One of the best ways to put together a fantastic nest egg in retirement is by using the superannuation system to maximise what you’ve built up over your lifetime. The government has set generous limits on superannuation, making it a great way to accumulate a retirement income with limited exposure to tax and other expenditure – in other words, with minimal retirement leakage. 

Most people don’t realise the benefits of the superannuation system in minimising tax. Older people start to become experts in this area as they’re forced to understand it but you have to start more than three months before you retire.. 

Currently, most Australians can contribute up to $25,000 a year of salary to their super before tax, which is taxed in the superannuation system at a concession rate of 15 cents. Beyond this, you can contribute up to $100,000 per year in additional contributions to build up your superannuation if you’re in a position to do so. This might be through a windfall from selling a property, coming into an inheritance or just saving up. 

There is a misconception that mandatory employer contributions of 9.5% are sufficient. When we run the figures, we find that it isn’t – you need to contribute closer to 16% of your income towards super for it to be enough in retirement. The earlier you can start making extra contributions to your super, the better. I had a boss who instructed all staff to start putting 5% of their pay straight into a superannuation fund. It was the best advice I’ve ever been given and you learn to live on less.

Superannuation is taxed in two different stages. As you accumulate money towards retirement, you’re taxed at 15 cents in the dollar. So if you buy and sell a share and you’ve made $100, you’ll pay $15 in tax to sell that share if it has been bought and sold within a year. If it’s held for more than a year you only pay 10% tax. But once you get to age 60 and beyond and declare that you’re retired, you don’t pay any tax at all.

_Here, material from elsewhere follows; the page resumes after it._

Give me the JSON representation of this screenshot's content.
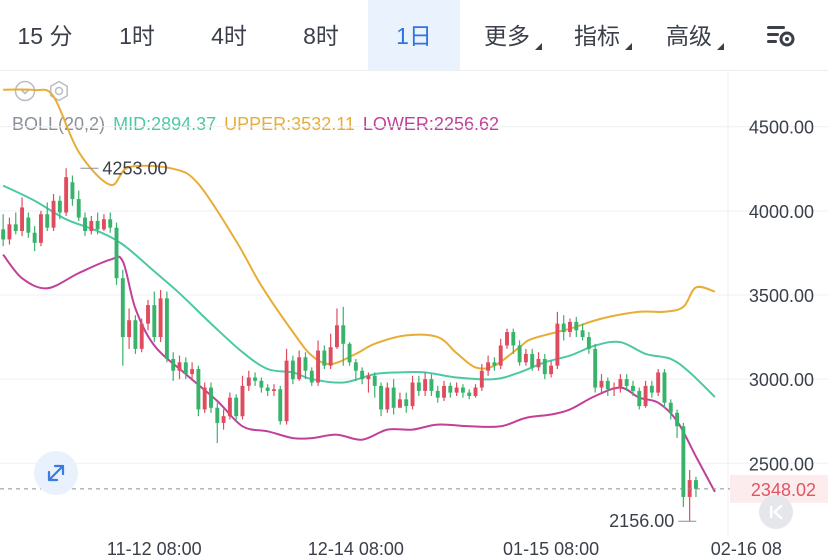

The tax-free limits on accumulated superannuation are generous. They’re currently up to $1.6 million per person. So for a couple that’s $3.2 million a year or $3.2 million of accumulated superannuation you can have to generate a tax-free retirement. To most people that’s a lot of money – and these limits are only going to increase over time. 

Superannuation is not just another investment – it’s a tax concession the government offers as an incentive for you to save money towards a comfortable retirement. You can choose how you want that money to be invested. By depositing money in super, you’re shielding that money from the full tax rate, while simultaneously reducing your taxable income. When you eventually call on this money, you won’t be taxed on it, and this means more money in retirement to do the things you enjoy. 

Many more people are living into their nineties now, so you should plan for a 30-year retirement. The earlier you start planning for this the more we can do. So if you haven’t engaged in the system and you’re at a stage now where you need to start playing catch up, help is at hand. As a financial planner, I can often turn around someone’s superannuation with a 15-year run up – so age 50 is a good age to start planning seriously for retirement. 

As you get closer to retirement, and typically that’s from age 50 through to age 60 or 65, we can really turbo-charge your contribution and live your best life in retirement.